The IDE headers and ATX power socket are going to be fiddly in a minitower, being right under where cables will come out of devices in the case drive cages. Despite the potential fiddliness of the RAM slots mentioned above there's plenty of room around the CPU socket for large coolers. The absence of a fan on the North Bridge heatsink is interesting - there are standard chipset cooler mounting holes in the board if you wanted to try an aftermarket product, but the stock cooler is fairly hefty and depending on the CPU cooler you use might get enough airflow to keep the North Bridge chip cool anyway. Be careful when removing the heatsink though - the edges are sharp, as the Band-Aid on my index finger proves. The floppy connector is positioned extremely awkwardly. I personally haven't used a floppy drive in a PC for a long time now, apart from when initially installing certain drivers that don't come on CD, but if you needed to route a cable to the top bay in a full tower the cable could be fouled by PCI slots and would need to be extremely long regardless. I don't think you can really berate Asus too much for not focussing on floppy connector placement in 2002, however. :)

Click to Enlarge

Speaking of connectors, the ATX backplate on this board hints at the extra onboard features, so I'll list them now:
  • ASUS C.O.P. - CPU Overheat Protection: This is a feature we're seeing more often on SocketA boards. When the internal thermal diode in AthlonXP or other Palomino or Morgan cored CPU's reaches a BIOS-adjustable temperature limit, the system powers off. This is to hopefully stop your CPU frying itself if the fan fails or your heatsink is improperly installed etc.
  • POST Reporter: Using the Winbond speech controller, POST warning messages are spoken via the onboard audio or PC speaker. So, instead of just a blank screen or mysterious beeps, a funny robotic voice gives you a hint as to what might be wrong.. RAM fault, missing video card etc. You can record your own messages into the system, too.
  • My Logo: Lets you choose a custom boot logo displayed during POST. This feature has been around for a while - by default the A7V333 displays a nice logo similar to the box artwork (see page 3 of this review).
  • Q-Fan: Intelligently controls fan speed according to temperature. I didn't observe this having any noticeable effect on fan noise while using the board.
  • 6-Channel Audio: The C-Media (CMI) 8738 is onboard.

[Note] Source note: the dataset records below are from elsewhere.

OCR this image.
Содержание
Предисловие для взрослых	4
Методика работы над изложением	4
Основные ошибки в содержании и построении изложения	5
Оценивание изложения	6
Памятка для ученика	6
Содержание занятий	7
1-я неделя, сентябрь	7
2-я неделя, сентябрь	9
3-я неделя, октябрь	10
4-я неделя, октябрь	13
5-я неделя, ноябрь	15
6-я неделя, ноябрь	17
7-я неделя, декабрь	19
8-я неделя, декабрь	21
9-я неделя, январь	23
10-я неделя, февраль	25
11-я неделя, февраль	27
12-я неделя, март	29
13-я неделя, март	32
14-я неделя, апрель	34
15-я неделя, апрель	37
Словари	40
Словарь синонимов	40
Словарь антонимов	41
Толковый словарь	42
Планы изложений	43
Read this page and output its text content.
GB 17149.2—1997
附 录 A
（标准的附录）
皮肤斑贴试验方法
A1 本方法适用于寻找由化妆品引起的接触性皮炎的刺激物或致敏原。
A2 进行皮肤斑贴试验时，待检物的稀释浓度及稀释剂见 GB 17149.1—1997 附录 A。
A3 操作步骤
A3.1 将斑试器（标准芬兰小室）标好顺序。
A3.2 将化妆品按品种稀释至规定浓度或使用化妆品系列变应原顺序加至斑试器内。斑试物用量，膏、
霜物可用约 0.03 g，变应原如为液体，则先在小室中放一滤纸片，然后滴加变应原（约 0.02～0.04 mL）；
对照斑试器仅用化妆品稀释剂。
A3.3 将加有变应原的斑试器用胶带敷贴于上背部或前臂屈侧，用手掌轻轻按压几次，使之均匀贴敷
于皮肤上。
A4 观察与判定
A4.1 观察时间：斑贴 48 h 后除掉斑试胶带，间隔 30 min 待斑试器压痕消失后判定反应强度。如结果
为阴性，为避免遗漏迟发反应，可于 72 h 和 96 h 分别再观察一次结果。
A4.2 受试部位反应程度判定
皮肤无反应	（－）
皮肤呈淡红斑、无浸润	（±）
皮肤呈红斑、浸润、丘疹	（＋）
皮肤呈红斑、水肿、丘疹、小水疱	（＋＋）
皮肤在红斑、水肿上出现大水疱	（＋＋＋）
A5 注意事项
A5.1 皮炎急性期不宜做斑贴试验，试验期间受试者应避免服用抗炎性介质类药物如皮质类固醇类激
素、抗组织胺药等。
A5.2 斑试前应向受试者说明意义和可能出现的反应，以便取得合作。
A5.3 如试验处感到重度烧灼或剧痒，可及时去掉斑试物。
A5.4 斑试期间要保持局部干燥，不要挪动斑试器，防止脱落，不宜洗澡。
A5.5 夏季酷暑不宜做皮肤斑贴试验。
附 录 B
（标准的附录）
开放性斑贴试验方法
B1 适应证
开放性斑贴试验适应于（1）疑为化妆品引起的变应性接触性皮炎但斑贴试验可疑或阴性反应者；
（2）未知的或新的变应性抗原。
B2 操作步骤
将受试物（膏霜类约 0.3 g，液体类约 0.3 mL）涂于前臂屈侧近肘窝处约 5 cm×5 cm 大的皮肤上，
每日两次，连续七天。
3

This is noticeably better than the AC97 audio codec more commonly seen onboard. To my non-audiophile ears the sound is very similar quality to an SBLive!
  • USB 2.0: As well as the 2 regular USB 1.0 headers we see on every motherboard now, the A7V333 has VIA's VT6202 USB2.0 controller on-board with 4 ports (2 on motherboard, 2 on extra backplate). This allows for more devices and a faster transmission speed than USB 1.0.
  • FireWire/IEEE1394: As if there weren't enough plugs on this motherboard already, 2 FireWire ports are offered on an extra backplate. This is a competing standard with USB which has achieved more success on the Apple side than PC's but is used for a lot of digital video cameras, external storage devices etc.
  • ATA-133 RAID: Last but certainly not least, Promise's PDC20276 ATA RAID controller is onboard. This is a RAID0 and RAID1 solution only but the striping and mirroring features seem to be of interest to enthusiasts more and more lately. See here and here for more info about RAID0.
The lack of onboard video isn't too surprising - this is clearly a performance enthusiast's board so Asus expect you to buy your own high-performance video card (like their Ti4600 offering) and upgrade when appropriate. I was surprised to find no onboard Ethernet, though. This is a common requirement that Asus could have included without increasing the cost of the board much.